Fort Lauderdale CPA Soneet Kapila got his introduction to forensic accounting in the mid- 1980s, when the accounting firm where he worked was tapped to help in the celebrated Miami case of Alberto Duque, who swindled more than $100 million from American banks. “I didn’t know how to spell the word bankruptcy. I was green,” Kapila says. He soon realized, “This is fun. Who wants to be an auditor?”
He launched Kapila & Co. in 1993 to specialize in forensic accounting and insolvencies and has become one of Florida’s leading such specialists. His highest profile cases were as a trustee trying to recover money in boy band producer Lou Pearlman’s Ponzi scheme in Orlando and as a fraud consultant for the Securities and Exchange Commission on the Woodbridge Group of Cos. $1.3-billion Ponzi. Of late, he’s been busy liquidating Tampa-based Laser Spine Institute, which closed in March, throwing 500 people out of work. He’s also still at work on the litigation stemming from the collapse of Akshay Desai’s Universal Health Care Group in St. Petersburg in 2013. Kapila formed a partnership with accountant Barry Mukamal in 2014.

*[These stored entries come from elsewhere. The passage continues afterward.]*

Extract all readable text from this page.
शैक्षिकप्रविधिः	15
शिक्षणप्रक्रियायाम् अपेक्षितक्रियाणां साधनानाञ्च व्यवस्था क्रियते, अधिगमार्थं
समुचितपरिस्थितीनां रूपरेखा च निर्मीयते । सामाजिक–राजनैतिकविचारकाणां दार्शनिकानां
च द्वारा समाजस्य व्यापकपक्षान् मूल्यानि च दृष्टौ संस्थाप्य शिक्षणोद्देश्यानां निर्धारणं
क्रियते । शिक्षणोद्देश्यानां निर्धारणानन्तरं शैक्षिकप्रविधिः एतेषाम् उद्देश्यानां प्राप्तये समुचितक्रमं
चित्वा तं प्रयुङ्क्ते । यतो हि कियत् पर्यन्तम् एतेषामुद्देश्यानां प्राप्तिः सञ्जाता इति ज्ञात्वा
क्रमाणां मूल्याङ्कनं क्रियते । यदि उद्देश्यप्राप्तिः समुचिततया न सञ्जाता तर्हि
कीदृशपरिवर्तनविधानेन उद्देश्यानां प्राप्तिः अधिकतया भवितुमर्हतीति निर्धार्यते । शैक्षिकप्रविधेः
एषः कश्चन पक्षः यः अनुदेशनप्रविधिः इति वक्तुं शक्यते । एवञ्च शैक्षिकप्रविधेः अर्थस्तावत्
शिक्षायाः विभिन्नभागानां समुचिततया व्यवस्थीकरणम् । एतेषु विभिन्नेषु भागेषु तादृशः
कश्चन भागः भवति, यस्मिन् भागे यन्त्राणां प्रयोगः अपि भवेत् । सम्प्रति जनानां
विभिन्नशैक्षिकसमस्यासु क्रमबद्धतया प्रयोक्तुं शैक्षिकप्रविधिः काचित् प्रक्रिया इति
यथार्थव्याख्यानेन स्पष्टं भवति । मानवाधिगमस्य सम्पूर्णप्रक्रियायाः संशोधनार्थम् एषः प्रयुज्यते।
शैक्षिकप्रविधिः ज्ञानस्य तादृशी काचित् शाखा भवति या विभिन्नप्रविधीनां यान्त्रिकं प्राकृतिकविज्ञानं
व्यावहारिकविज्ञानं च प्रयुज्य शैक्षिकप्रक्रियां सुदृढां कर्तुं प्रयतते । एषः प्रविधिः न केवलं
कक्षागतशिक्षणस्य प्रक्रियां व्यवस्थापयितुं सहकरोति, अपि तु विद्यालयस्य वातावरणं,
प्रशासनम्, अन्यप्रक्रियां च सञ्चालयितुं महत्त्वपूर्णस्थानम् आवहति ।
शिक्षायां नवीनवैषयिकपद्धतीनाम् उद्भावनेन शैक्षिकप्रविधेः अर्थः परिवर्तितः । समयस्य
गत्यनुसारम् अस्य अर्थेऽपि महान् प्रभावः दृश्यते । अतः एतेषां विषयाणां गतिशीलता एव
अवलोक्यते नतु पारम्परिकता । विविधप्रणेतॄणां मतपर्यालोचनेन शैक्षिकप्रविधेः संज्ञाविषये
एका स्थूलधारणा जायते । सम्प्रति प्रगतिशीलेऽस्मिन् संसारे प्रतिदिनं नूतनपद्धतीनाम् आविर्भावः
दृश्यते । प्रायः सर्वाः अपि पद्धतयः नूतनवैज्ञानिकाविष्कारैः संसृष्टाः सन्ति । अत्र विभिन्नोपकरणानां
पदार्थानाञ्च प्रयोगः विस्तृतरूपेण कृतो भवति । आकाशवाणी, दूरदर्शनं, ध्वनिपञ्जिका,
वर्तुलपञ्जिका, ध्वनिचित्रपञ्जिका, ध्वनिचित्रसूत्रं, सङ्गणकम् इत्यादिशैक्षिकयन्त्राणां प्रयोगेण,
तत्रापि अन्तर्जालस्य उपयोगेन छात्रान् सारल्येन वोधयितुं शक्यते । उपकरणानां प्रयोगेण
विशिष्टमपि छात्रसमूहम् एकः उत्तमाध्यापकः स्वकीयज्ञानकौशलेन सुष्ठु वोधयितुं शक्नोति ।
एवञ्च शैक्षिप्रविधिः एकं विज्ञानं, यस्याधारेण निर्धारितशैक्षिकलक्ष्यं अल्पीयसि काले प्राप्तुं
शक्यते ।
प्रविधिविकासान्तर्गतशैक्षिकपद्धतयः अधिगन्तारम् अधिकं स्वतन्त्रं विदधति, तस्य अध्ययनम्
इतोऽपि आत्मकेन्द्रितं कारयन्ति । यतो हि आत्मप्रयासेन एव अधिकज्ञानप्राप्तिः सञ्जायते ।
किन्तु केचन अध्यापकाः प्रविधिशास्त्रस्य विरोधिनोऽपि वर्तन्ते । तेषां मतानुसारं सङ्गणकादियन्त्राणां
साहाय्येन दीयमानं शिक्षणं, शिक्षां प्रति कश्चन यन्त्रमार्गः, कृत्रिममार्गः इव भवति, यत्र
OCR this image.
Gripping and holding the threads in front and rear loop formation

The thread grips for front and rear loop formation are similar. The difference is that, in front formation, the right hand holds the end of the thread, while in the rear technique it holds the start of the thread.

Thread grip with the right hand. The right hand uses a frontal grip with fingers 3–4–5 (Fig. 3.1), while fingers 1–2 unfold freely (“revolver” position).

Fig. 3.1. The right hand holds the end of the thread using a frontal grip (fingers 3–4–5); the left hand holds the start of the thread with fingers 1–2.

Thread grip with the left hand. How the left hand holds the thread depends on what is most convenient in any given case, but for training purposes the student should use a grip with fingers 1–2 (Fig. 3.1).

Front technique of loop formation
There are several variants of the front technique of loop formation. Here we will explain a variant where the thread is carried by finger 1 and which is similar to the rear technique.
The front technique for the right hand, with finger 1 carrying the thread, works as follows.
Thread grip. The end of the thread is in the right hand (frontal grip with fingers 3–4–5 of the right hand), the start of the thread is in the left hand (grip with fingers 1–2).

KapilaMukamal has no traditional accounting practice. It relies on its track record to get work from law firms, lenders, receivers and regulators. The rising economic tide has brought less insolvency work, but the firm is busy with fraud cases from receivers and working for the Federal Trade Commission and the SEC.
“Ponzi schemes are not going to go away,” Kapila says. “Until the water subsides, they don’t surface to the eyes of the people. The day’s going to come when they surface.”